Im Einzelfall kann der betroffene Beamte die Einrede der Entreicherung bzw. des Wegfalls der Bereicherung geltend machen. Und zwar ist er nach § 818 Abs. 3 BGB nicht zur Rückerstattung verpflichtet, soweit er nicht mehr um die rechtsgrundlos erlangte Leistung bereichert ist. Denkbar sind insbesondere Fälle, in denen die erlangten Bezüge zur Deckung des Lebensunterhalts vollständig aufgewendet wurden. Konnte der Beamte dagegen auch unter Rückgriff auf die rechtsgrundlos erlangten Beträge ein Sparguthaben oder andere Rücklagen bilden, ist die erlangte Leistung weiterhin in seinem Vermögen vorhanden. Auf die Entreicherung kann sich der Beamte schließlich auch dann nicht berufen, wenn er der verschärften Haftung gem. § 819 Abs. 1 BGB unterliegt. Dies setzt grundsätzlich die positive Kenntnis vom fehlenden Rechtsgrund für die erlangte Leistung voraus. § 12 Abs. 2 S. 2 BBesG erweitert die verschärfte Haftung des Beamten jedoch auch auf solche Fälle, in denen „der [Rechts-]Mangel so offensichtlich war, dass der Empfänger ihn hätte erkennen müssen“. Die konkreten Anforderungen ergeben sich aus der Rechtsprechung: Von einem offensichtlichen Mangel ist dann auszugehen, wenn dem Beamten aufgrund seiner Kenntnisse auffallen musste, dass seine Besoldungsmitteilung nicht korrekt war. Erforderlich ist, dass sich ihm die Fehlerhaftigkeit aufdrängen musste. Zweifel genügen hingegen nicht, auch wenn die Möglichkeit einer Rückfrage bei der Dienstbehörde bestanden hätte (vgl. BVerwG, Urteil vom 26. April 2012, Az. 2 C 4/11, juris)

 

Der Rückforderungsanspruch durch den Dienstherrn unterliegt der Verjährung.

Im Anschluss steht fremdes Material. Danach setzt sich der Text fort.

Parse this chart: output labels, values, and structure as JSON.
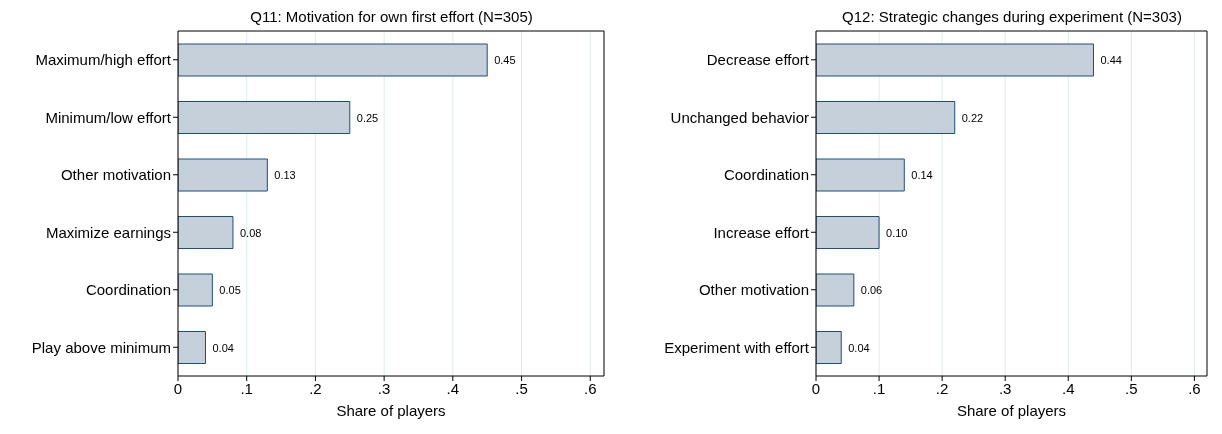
{
  "chart_data": [
    {
      "type": "bar",
      "orientation": "horizontal",
      "title": "Q11: Motivation for own first effort (N=305)",
      "xlabel": "Share of players",
      "categories": [
        "Maximum/high effort",
        "Minimum/low effort",
        "Other motivation",
        "Maximize earnings",
        "Coordination",
        "Play above minimum"
      ],
      "values": [
        0.45,
        0.25,
        0.13,
        0.08,
        0.05,
        0.04
      ],
      "value_labels": [
        "0.45",
        "0.25",
        "0.13",
        "0.08",
        "0.05",
        "0.04"
      ],
      "color": "#c6d0db",
      "xlim": [
        0,
        0.62
      ],
      "xticks": [
        0,
        {
          "value": 0.1,
          "label": ".1"
        },
        {
          "value": 0.2,
          "label": ".2"
        },
        {
          "value": 0.3,
          "label": ".3"
        },
        {
          "value": 0.4,
          "label": ".4"
        },
        {
          "value": 0.5,
          "label": ".5"
        },
        {
          "value": 0.6,
          "label": ".6"
        }
      ],
      "grid": "x",
      "legend": false
    },
    {
      "type": "bar",
      "orientation": "horizontal",
      "title": "Q12: Strategic changes during experiment (N=303)",
      "xlabel": "Share of players",
      "categories": [
        "Decrease effort",
        "Unchanged behavior",
        "Coordination",
        "Increase effort",
        "Other motivation",
        "Experiment with effort"
      ],
      "values": [
        0.44,
        0.22,
        0.14,
        0.1,
        0.06,
        0.04
      ],
      "value_labels": [
        "0.44",
        "0.22",
        "0.14",
        "0.10",
        "0.06",
        "0.04"
      ],
      "color": "#c6d0db",
      "xlim": [
        0,
        0.62
      ],
      "xticks": [
        0,
        {
          "value": 0.1,
          "label": ".1"
        },
        {
          "value": 0.2,
          "label": ".2"
        },
        {
          "value": 0.3,
          "label": ".3"
        },
        {
          "value": 0.4,
          "label": ".4"
        },
        {
          "value": 0.5,
          "label": ".5"
        },
        {
          "value": 0.6,
          "label": ".6"
        }
      ],
      "grid": "x",
      "legend": false
    }
  ]
}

Es gilt die allgemeine Verjährungsfrist von drei Jahren (vgl. BVerwG, Urteil vom 26. April 2012, Az. 2 C 4/11, juris). In Fällen, in denen die rechtsgrundlose Zahlung über viele Jahre hinweg gewährt wurde, kann daher unter Umstände die entsprechende Einrede erhoben werden. Zu berücksichtigen ist allerdings, dass die Verjährung in der Regel erst mit Ablauf des Jahres beginnt, in dem der Anspruch entstanden ist und der Anspruchsinhaber von den anspruchsbegründenden Umständen und der Person des Schuldners Kenntnis erlangt hat oder ohne grobe Fahrlässigkeit hätte erlangen müssen.

 

Mit Blick auf § 12 Abs. 2 S. 3 BBesG ist die so genannten Billigkeitsentscheidung notwendiger Bestandteil jedes Verfahrens zur Rückförderung überzahlter Dienstbezüge und Versorgungsleistungen. Da das Gesetz die entsprechende Ermessensausübung zwingend vorsieht, ist ein Rückforderungsbescheid auch dann rechtswidrig, wenn im Ergebnis zwar keine Gesichtspunkte der Billigkeit für den betroffenen Beamten sprechen, die Entscheidung durch die Behörde jedoch gänzlich vergessen wurde (vgl. BVerwG, Urteil vom 28. Februar 2002, Az. 2 C 2.01, juris). Aus Gründen der Billigkeit kann es z.B. geboten sein, auf einen Teil der Rückforderung zu verzichten. Es soll regelmäßig auf bis zu 30 % der Gesamtsumme verzichtet werden, wenn die rechtsgrundlose Zahlung an den Beamten überwiegend auf ein Verschulden der auszahlenden Behörde zurückgeht (vgl. BVerwG, Urteil vom 26. April 2012, Az. 2 C 15/10, juris; BVerwG, Urteil vom 26. April 2012, Az. 2 C 4/11, juris). Denkbar sind auch Anpassungen der Modalitäten der Rückerstattung. So kann es der Billigkeit entsprechen, dass die Rückerstattung in monatlichen Raten geltend gemacht wird (vgl. BVerwG, Urteil vom 21. Oktober 1999, Az. 2 C 11/99, juris).

 

Die Form des Rechtsschutzes richtet sich nach der Art und Weise, in der die Behörde die Rückforderung geltend macht. In der weit überwiegenden Zahl der Fälle setzt die Behörde den Rückforderungsbetrag jedoch durch einen Bescheid fest, so dass dieser Bescheid angefochten werden kann. Da es sich um eine besoldungsrechtliche Angelegenheit handelt, ist in vielen Bundesländern ein Vorverfahren durchzuführen, so dass der Bescheid zunächst im Rahmen eines Widerspruchs erneut überprüft wird. Bestehen auch nach dem Erlass eines Widerspruchsbescheids noch Unstimmigkeiten über Grund oder Höhe der Rückforderung, ist schließlich der Rechtsweg zum Verwaltungsgericht eröffnet.

 

Selbstverständlich entzieht sich die Prüfung der Erfolgsaussichten der erforderlichen Rechtsbehelfe einer pauschalierten Betrachtung und ist daher jeweils nach den konkreten Umständen des Einzelfalls vorzunehmen.